The Northern Transport Corridor covers 1,700 kilometres, stretching from the port of Mombasa through to Uganda, Burundi, Rwanda, the Democratic Republic of Congo and South Sudan.

The Executive Secretary of the Northern Corridor Transit And Transport Coordination Authority (NCTTCA) John Deng said the corridor has, in recent years, registered major growth, which will be sustained in the coming years as more investments are put in infrastructure, but also systems.

These are expected to bring out more health risks and put pressure on existing health facilities along the corridor.

These developments include the continued enhancement of the port’s capacity, the planned upgrade of roads, including the Rironi-Mau Summit road, the extension of the Standard Gauge Railway in Kenya, as well as other planned works by other countries within the corridor. 

“This progress also brings new responsibilities. The movement of people and goods introduces unique health vulnerabilities that transport and public health systems must address collaboratively,” he said.

“Health challenges along transport corridors remain diverse and complex. They include persistent communicable diseases, rising non-communicable diseases, mental health conditions among transport workers, and service access gaps for migrant and mobile populations.”

North Star Alliance, which has for two decades been trying to tackle diseases along different transport corridors in Africa, has been setting up clinics along major roads, including the Northern Transport Corridor.

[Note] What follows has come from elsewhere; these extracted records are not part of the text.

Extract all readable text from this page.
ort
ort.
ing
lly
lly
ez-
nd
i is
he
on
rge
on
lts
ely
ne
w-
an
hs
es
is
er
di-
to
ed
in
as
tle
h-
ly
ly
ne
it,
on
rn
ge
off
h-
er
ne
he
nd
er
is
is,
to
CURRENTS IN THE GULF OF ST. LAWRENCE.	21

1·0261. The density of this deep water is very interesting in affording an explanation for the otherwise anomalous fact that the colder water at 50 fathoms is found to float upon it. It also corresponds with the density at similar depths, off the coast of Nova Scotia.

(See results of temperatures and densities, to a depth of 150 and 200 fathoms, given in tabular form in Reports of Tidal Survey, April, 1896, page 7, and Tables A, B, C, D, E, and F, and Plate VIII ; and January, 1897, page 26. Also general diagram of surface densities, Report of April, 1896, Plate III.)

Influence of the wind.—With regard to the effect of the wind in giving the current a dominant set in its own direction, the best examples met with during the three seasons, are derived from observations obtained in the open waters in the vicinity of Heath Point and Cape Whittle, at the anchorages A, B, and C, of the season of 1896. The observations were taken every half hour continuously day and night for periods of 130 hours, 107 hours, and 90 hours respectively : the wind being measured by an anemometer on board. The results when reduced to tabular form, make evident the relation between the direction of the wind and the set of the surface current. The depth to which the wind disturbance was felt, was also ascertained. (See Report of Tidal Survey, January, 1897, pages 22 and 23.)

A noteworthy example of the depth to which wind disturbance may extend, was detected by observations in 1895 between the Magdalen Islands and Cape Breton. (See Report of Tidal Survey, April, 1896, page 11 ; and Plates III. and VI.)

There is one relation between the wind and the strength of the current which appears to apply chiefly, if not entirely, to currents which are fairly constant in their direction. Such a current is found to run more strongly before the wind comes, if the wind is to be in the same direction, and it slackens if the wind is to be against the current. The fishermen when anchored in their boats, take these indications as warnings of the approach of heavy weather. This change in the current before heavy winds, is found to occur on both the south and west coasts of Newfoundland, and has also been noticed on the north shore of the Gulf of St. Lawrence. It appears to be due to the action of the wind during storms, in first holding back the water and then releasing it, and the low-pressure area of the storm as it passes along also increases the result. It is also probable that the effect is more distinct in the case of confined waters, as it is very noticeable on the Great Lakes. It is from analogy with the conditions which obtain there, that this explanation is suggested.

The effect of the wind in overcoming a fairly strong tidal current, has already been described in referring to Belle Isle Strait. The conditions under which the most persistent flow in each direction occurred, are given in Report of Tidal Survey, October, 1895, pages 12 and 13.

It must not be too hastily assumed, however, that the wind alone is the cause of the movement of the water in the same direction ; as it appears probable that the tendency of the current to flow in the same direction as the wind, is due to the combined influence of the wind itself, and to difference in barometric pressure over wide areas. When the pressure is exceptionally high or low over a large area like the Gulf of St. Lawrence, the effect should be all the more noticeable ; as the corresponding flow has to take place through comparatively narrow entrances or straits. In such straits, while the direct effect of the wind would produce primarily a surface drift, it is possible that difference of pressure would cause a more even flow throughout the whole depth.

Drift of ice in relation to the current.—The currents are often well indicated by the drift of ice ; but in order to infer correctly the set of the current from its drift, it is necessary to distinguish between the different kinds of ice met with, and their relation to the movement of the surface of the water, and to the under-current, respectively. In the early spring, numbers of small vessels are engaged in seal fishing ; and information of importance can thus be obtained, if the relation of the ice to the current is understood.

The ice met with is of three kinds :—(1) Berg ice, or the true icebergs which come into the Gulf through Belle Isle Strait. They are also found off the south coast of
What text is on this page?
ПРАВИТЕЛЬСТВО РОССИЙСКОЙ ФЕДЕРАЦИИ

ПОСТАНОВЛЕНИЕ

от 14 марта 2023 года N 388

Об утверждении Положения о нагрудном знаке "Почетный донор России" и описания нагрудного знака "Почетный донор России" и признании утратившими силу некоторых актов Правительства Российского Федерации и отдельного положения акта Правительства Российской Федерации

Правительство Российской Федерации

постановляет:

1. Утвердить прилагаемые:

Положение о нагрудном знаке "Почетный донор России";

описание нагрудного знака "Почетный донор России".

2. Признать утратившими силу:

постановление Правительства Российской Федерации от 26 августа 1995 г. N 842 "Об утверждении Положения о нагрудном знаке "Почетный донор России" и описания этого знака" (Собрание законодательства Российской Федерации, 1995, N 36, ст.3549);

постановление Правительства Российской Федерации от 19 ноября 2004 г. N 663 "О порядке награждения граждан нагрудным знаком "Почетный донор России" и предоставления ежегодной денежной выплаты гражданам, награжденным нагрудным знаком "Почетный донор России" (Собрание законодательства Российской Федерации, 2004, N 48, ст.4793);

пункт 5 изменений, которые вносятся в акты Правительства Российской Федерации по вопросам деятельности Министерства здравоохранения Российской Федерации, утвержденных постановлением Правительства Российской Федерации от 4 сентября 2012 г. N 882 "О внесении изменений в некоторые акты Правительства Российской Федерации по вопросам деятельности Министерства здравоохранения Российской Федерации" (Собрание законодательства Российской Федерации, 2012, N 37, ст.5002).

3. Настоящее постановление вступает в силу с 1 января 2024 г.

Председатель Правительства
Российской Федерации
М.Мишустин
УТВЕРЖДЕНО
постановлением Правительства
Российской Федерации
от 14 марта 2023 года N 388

The Alliance operates a network of converted shipping containers referred to as “Blue Box” Roadside Wellness Centres, which offer last-mile health services at border posts, ports, transit towns and major truck stops in more than 10 African countries, including along the Northern Transport Corridor.

The “blue boxes” provide primary healthcare for common illnesses as well as prevention, testing and management of HIV, TB screening and care, screening for hypertension, diabetes and other non-communicable diseases.

In 2024, the clinics provided care to 200,904 people, a majority of them truck drivers at 100,000, while another 40,000 were female sex workers.

The health centres also attended to local communities.

“Behind these numbers are real stories – drivers who discover they have high blood pressure before it is too late, sex workers who access prevention and treatment in a safe, respectful environment and communities along the corridor who now have a reliable point of care,” said North Star Alliance boss, Kadasia.

He called on regional governments to institutionalise health in the governance of the Northern Transport Corridor through innovation and investment in scaling up roadside health networks.